Where the usual tools genuinely shine
Most established tracking tools are excellent software. They're built for a business that has, or is growing into, a back office: detailed cost-of-goods accounting, manufacturing workflows, integrations with your sales channels and your bookkeeping, multiple users with their own logins. If you've crossed into a real company, with staff and a warehouse and an accountant on retainer, that depth is a gift, and we'd happily point you toward it. We made deliberate trade-offs to be great at one thing instead of passable at forty.
The difference is really a difference in starting point. One approach asks what a growing company needs. We asked what a business of one needs on a busy Saturday. Here's how that plays out side by side.

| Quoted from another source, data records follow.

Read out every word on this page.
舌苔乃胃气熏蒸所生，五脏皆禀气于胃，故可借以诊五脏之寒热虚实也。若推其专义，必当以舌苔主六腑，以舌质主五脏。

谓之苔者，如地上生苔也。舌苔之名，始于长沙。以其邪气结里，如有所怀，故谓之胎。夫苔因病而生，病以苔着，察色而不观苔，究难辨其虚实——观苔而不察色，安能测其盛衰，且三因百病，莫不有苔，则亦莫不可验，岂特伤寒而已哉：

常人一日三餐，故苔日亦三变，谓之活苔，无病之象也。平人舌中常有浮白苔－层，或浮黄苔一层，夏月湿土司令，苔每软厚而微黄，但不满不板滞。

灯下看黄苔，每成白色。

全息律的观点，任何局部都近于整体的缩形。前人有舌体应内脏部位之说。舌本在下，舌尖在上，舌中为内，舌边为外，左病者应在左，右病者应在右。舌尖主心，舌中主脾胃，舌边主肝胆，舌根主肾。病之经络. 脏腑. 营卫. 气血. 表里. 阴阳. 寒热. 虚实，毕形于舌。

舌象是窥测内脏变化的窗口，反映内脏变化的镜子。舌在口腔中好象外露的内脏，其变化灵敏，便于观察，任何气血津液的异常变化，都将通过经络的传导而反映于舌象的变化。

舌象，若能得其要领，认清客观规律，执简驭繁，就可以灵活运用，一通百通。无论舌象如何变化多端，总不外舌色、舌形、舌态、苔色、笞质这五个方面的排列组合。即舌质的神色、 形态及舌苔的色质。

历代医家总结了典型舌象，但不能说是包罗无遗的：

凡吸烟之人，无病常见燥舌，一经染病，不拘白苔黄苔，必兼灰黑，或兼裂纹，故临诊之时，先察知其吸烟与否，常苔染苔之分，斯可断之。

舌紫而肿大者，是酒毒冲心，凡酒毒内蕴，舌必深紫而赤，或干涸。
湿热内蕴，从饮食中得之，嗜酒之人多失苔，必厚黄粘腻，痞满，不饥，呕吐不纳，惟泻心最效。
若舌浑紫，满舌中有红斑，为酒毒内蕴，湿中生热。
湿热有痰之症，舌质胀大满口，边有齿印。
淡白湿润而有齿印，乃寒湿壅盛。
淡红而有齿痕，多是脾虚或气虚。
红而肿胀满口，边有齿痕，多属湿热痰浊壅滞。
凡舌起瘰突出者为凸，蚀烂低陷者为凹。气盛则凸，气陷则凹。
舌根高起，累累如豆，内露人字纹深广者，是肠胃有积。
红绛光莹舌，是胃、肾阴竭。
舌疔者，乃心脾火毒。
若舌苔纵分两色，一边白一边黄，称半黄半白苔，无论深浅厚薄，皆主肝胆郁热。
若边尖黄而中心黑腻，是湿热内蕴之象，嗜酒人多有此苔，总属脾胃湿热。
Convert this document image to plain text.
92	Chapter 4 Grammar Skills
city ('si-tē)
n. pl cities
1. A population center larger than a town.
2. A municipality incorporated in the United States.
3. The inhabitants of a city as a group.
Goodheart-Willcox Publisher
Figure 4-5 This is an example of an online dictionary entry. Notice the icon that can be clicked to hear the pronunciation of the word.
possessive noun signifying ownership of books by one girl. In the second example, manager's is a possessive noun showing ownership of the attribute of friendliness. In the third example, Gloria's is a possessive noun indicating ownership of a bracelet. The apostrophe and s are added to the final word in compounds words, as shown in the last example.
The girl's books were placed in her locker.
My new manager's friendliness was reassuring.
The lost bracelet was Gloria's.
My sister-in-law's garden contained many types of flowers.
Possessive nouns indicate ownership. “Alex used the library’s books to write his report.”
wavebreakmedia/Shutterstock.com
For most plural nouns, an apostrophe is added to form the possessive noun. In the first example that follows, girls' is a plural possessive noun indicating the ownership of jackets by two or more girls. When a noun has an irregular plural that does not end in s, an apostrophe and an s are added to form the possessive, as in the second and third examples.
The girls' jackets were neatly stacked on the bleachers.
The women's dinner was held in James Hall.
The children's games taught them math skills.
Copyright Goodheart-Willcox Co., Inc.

| The usual approach | The Wares way | |
|---|---|---|
| Who it's built for | Growing companies and power users | Solo makers and market vendors |
| Cost | Monthly subscription, forever | Pay once, yours to keep |
| Account required | Yes, sign up to begin | No account, no sign-up |
| Where your data lives | On their servers, in the cloud | Only on your device |
| At the market | Needs a connection; built for a desk | Works fully offline, built for your phone |
| Time to your first sale logged | An onboarding session | A couple of taps |
| Best at | Deep accounting, integrations, teams | Speed, simplicity, and staying out of your way |
Two things worth saying out loud
Your business stays yours
Everything you enter lives on your device and nowhere else. There's no account, because there's no server. No database of makers' sales sitting somewhere waiting to leak, nothing to hand to advertisers, nothing we could turn over even if someone asked, because we never had it in the first place. Back it up yourself, to wherever you trust. It's your ledger book, and it stays in your drawer.
You buy it once
Start free, no card and no sign-up. When you want the full set you unlock it one time and it's yours. A monthly charge has a way of feeling personal during a slow market season, and we'd rather you spend that mental energy on your work than on whether an app earned its keep this month. You own this one. It does not renew quietly in the background while you sleep.
The best tool isn't the one with the most features. It's the one that disappears, and leaves you with your craft and a clear head.
If you've felt overwhelmed or over-charged by business software that was clearly built for someone bigger than you, that feeling isn't a personal failing. It's a mismatch. There's a tool shaped like your actual business. We made it because we wanted it too.